Perhaps the most intriguing result is the selection of 3CLpro carrying the P166S or P166L mutation. Both the P166S and P166L mutants specifically enhance the cleavage efficiency at the nsp15-16 site containing the P1-Asn substitution. Structurally, Pro-166 in IBV 3CLpro, corresponding to Pro-168 in SARS-CoV 3CLpro, is not conserved in the 3CLpros of MHV, TGEV, and HCoV-229E where a Ser or a Gly residue is located (66). Residues 164 to 168 form an antiparallel sheet with residues P6 to P1 of a substrate, but Pro-166 is not a required determinant for substrate specificity (66).
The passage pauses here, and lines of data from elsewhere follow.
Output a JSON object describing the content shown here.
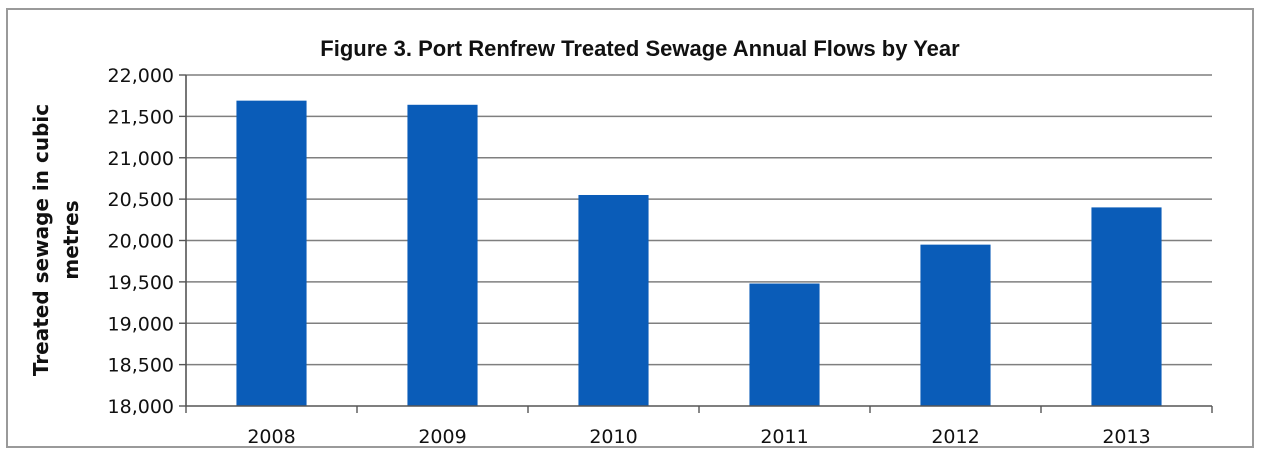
{
  "chart_data": {
    "type": "bar",
    "title": "Figure 3.  Port Renfrew Treated Sewage Annual Flows by Year",
    "ylabel_lines": [
      "Treated sewage in cubic",
      "metres"
    ],
    "xlabel": "",
    "categories": [
      "2008",
      "2009",
      "2010",
      "2011",
      "2012",
      "2013"
    ],
    "values": [
      21690,
      21640,
      20550,
      19480,
      19950,
      20400
    ],
    "ylim": [
      18000,
      22000
    ],
    "yticks": [
      18000,
      18500,
      19000,
      19500,
      20000,
      20500,
      21000,
      21500,
      22000
    ],
    "ytick_labels": [
      "18,000",
      "18,500",
      "19,000",
      "19,500",
      "20,000",
      "20,500",
      "21,000",
      "21,500",
      "22,000"
    ],
    "grid": true,
    "legend": "none",
    "bar_color": "#0a5cb8",
    "grid_color": "#7f7f7f"
  }
}
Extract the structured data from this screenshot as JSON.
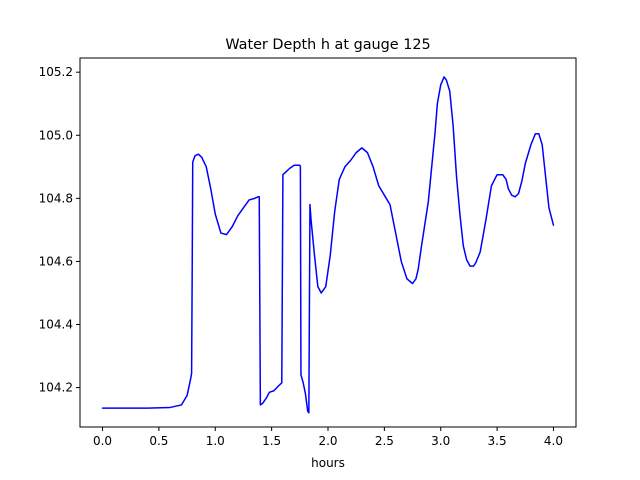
{
  "chart_data": {
    "type": "line",
    "title": "Water Depth h at gauge 125",
    "xlabel": "hours",
    "ylabel": "",
    "xlim": [
      -0.2,
      4.2
    ],
    "ylim": [
      104.075,
      105.245
    ],
    "x_ticks": [
      0.0,
      0.5,
      1.0,
      1.5,
      2.0,
      2.5,
      3.0,
      3.5,
      4.0
    ],
    "x_tick_labels": [
      "0.0",
      "0.5",
      "1.0",
      "1.5",
      "2.0",
      "2.5",
      "3.0",
      "3.5",
      "4.0"
    ],
    "y_ticks": [
      104.2,
      104.4,
      104.6,
      104.8,
      105.0,
      105.2
    ],
    "y_tick_labels": [
      "104.2",
      "104.4",
      "104.6",
      "104.8",
      "105.0",
      "105.2"
    ],
    "grid": false,
    "legend": "none",
    "series": [
      {
        "color": "#0000ff",
        "x": [
          0.0,
          0.2,
          0.4,
          0.6,
          0.7,
          0.75,
          0.78,
          0.79,
          0.795,
          0.8,
          0.82,
          0.85,
          0.88,
          0.92,
          0.96,
          1.0,
          1.05,
          1.1,
          1.15,
          1.2,
          1.25,
          1.3,
          1.35,
          1.38,
          1.39,
          1.4,
          1.42,
          1.45,
          1.48,
          1.52,
          1.56,
          1.59,
          1.595,
          1.6,
          1.63,
          1.66,
          1.7,
          1.75,
          1.755,
          1.76,
          1.78,
          1.8,
          1.82,
          1.83,
          1.84,
          1.85,
          1.88,
          1.91,
          1.94,
          1.98,
          2.02,
          2.06,
          2.1,
          2.15,
          2.2,
          2.25,
          2.3,
          2.35,
          2.4,
          2.45,
          2.5,
          2.55,
          2.6,
          2.65,
          2.7,
          2.75,
          2.78,
          2.8,
          2.83,
          2.86,
          2.89,
          2.92,
          2.95,
          2.97,
          3.0,
          3.03,
          3.05,
          3.08,
          3.11,
          3.14,
          3.17,
          3.2,
          3.23,
          3.26,
          3.29,
          3.31,
          3.35,
          3.4,
          3.45,
          3.5,
          3.55,
          3.58,
          3.6,
          3.63,
          3.66,
          3.69,
          3.72,
          3.75,
          3.8,
          3.84,
          3.87,
          3.9,
          3.93,
          3.96,
          4.0
        ],
        "y": [
          104.135,
          104.135,
          104.135,
          104.137,
          104.145,
          104.175,
          104.225,
          104.245,
          104.55,
          104.915,
          104.935,
          104.94,
          104.93,
          104.9,
          104.83,
          104.75,
          104.69,
          104.685,
          104.71,
          104.745,
          104.77,
          104.795,
          104.8,
          104.805,
          104.805,
          104.145,
          104.15,
          104.165,
          104.185,
          104.19,
          104.205,
          104.215,
          104.55,
          104.875,
          104.885,
          104.895,
          104.905,
          104.905,
          104.9,
          104.24,
          104.215,
          104.18,
          104.125,
          104.12,
          104.78,
          104.73,
          104.62,
          104.52,
          104.5,
          104.52,
          104.62,
          104.76,
          104.86,
          104.9,
          104.92,
          104.945,
          104.96,
          104.945,
          104.9,
          104.84,
          104.81,
          104.78,
          104.69,
          104.6,
          104.545,
          104.53,
          104.545,
          104.575,
          104.65,
          104.72,
          104.79,
          104.9,
          105.01,
          105.1,
          105.16,
          105.185,
          105.175,
          105.14,
          105.03,
          104.87,
          104.75,
          104.65,
          104.605,
          104.585,
          104.585,
          104.595,
          104.63,
          104.73,
          104.84,
          104.875,
          104.875,
          104.86,
          104.83,
          104.81,
          104.805,
          104.815,
          104.855,
          104.91,
          104.97,
          105.005,
          105.005,
          104.97,
          104.87,
          104.77,
          104.715
        ]
      }
    ]
  }
}
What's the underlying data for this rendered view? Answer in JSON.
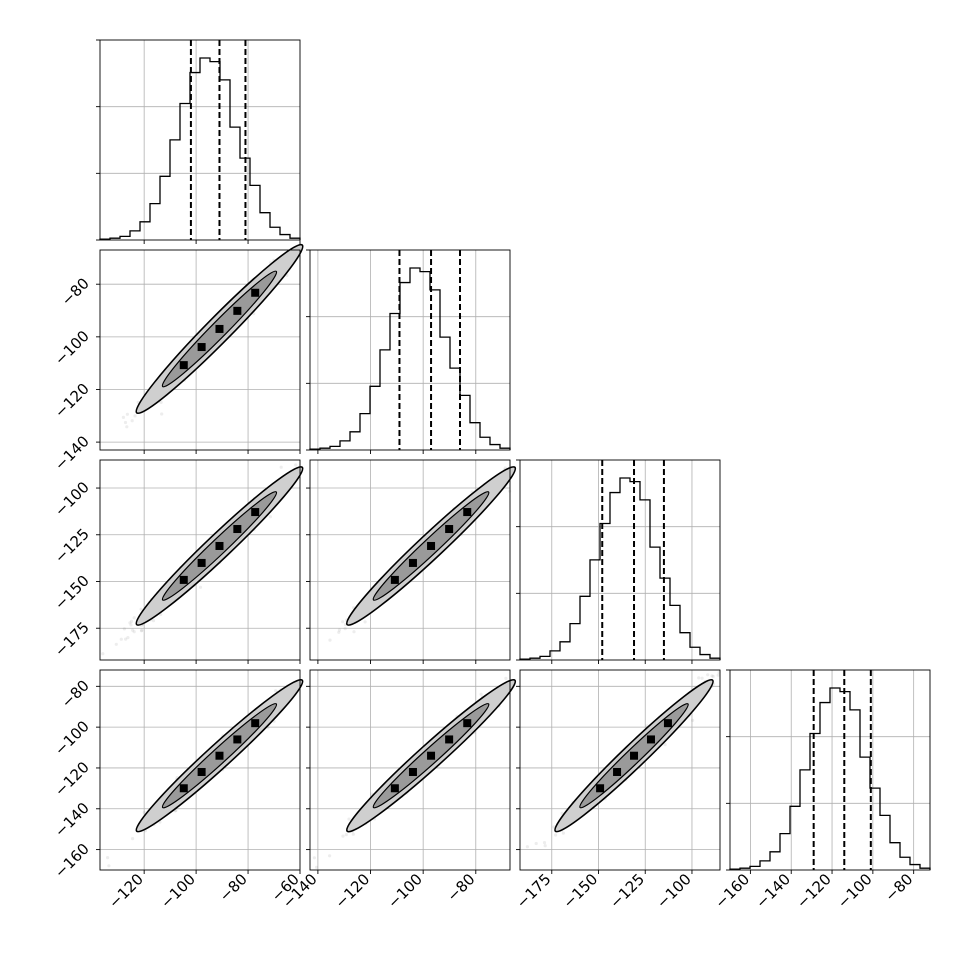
{
  "chart_data": {
    "type": "corner",
    "n_params": 4,
    "params": [
      {
        "range": [
          -137,
          -60
        ],
        "ticks": [
          -120,
          -100,
          -80,
          -60
        ],
        "tick_labels": [
          "−120",
          "−100",
          "−80",
          "−60"
        ],
        "mean": -91,
        "std": 12.5
      },
      {
        "range": [
          -143,
          -67
        ],
        "ticks": [
          -140,
          -120,
          -100,
          -80
        ],
        "tick_labels": [
          "−140",
          "−120",
          "−100",
          "−80"
        ],
        "mean": -97,
        "std": 12.5
      },
      {
        "range": [
          -192,
          -85
        ],
        "ticks": [
          -175,
          -150,
          -125,
          -100
        ],
        "tick_labels": [
          "−175",
          "−150",
          "−125",
          "−100"
        ],
        "mean": -131,
        "std": 16.5
      },
      {
        "range": [
          -170,
          -72
        ],
        "ticks": [
          -160,
          -140,
          -120,
          -100,
          -80
        ],
        "tick_labels": [
          "−160",
          "−140",
          "−120",
          "−100",
          "−80"
        ],
        "mean": -114,
        "std": 14.5
      }
    ],
    "quantiles": [
      [
        -102,
        -91,
        -81
      ],
      [
        -109,
        -97,
        -86
      ],
      [
        -148,
        -131,
        -115
      ],
      [
        -129,
        -114,
        -101
      ]
    ],
    "histograms": [
      [
        0.005,
        0.01,
        0.02,
        0.05,
        0.1,
        0.2,
        0.35,
        0.55,
        0.75,
        0.92,
        1.0,
        0.98,
        0.88,
        0.62,
        0.45,
        0.3,
        0.15,
        0.07,
        0.03,
        0.01
      ],
      [
        0.005,
        0.01,
        0.02,
        0.05,
        0.1,
        0.2,
        0.35,
        0.55,
        0.75,
        0.92,
        1.0,
        0.98,
        0.88,
        0.62,
        0.45,
        0.3,
        0.15,
        0.07,
        0.03,
        0.01
      ],
      [
        0.005,
        0.01,
        0.02,
        0.05,
        0.1,
        0.2,
        0.35,
        0.55,
        0.75,
        0.92,
        1.0,
        0.98,
        0.88,
        0.62,
        0.45,
        0.3,
        0.15,
        0.07,
        0.03,
        0.01
      ],
      [
        0.005,
        0.01,
        0.02,
        0.05,
        0.1,
        0.2,
        0.35,
        0.55,
        0.75,
        0.92,
        1.0,
        0.98,
        0.88,
        0.62,
        0.45,
        0.3,
        0.15,
        0.07,
        0.03,
        0.01
      ]
    ],
    "correlation": 0.985,
    "grid": true,
    "title": "",
    "xlabel": "",
    "ylabel": ""
  },
  "colors": {
    "line": "#000000",
    "grid": "#b0b0b0",
    "outer_contour": "#cfcfcf",
    "inner_contour": "#9a9a9a",
    "core": "#000000"
  }
}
It is possible that the P166S or P166L mutation may alter the interaction between amino acid residues in the substrate-binding pocket, leading to the increased proteolytic cleavage activity at the mutant nsp15-16 site and promoting virus replication. Alternatively, interaction between the mutant 3CLpro and the mutant nsp15-16 intermediate may induce conformational change of the substrate to facilitate 3CLpro-mediated cleavage. As this enhancement effect of the mutant 3CLpros is observed only with the mutant nsp15-16 site containing the P1-Asn substitution, the substrate that induces the emergence of the mutant enzyme, further structural studies would reveal novel insights into the enzyme substrate specificity and catalytic mechanisms of this important proteinase.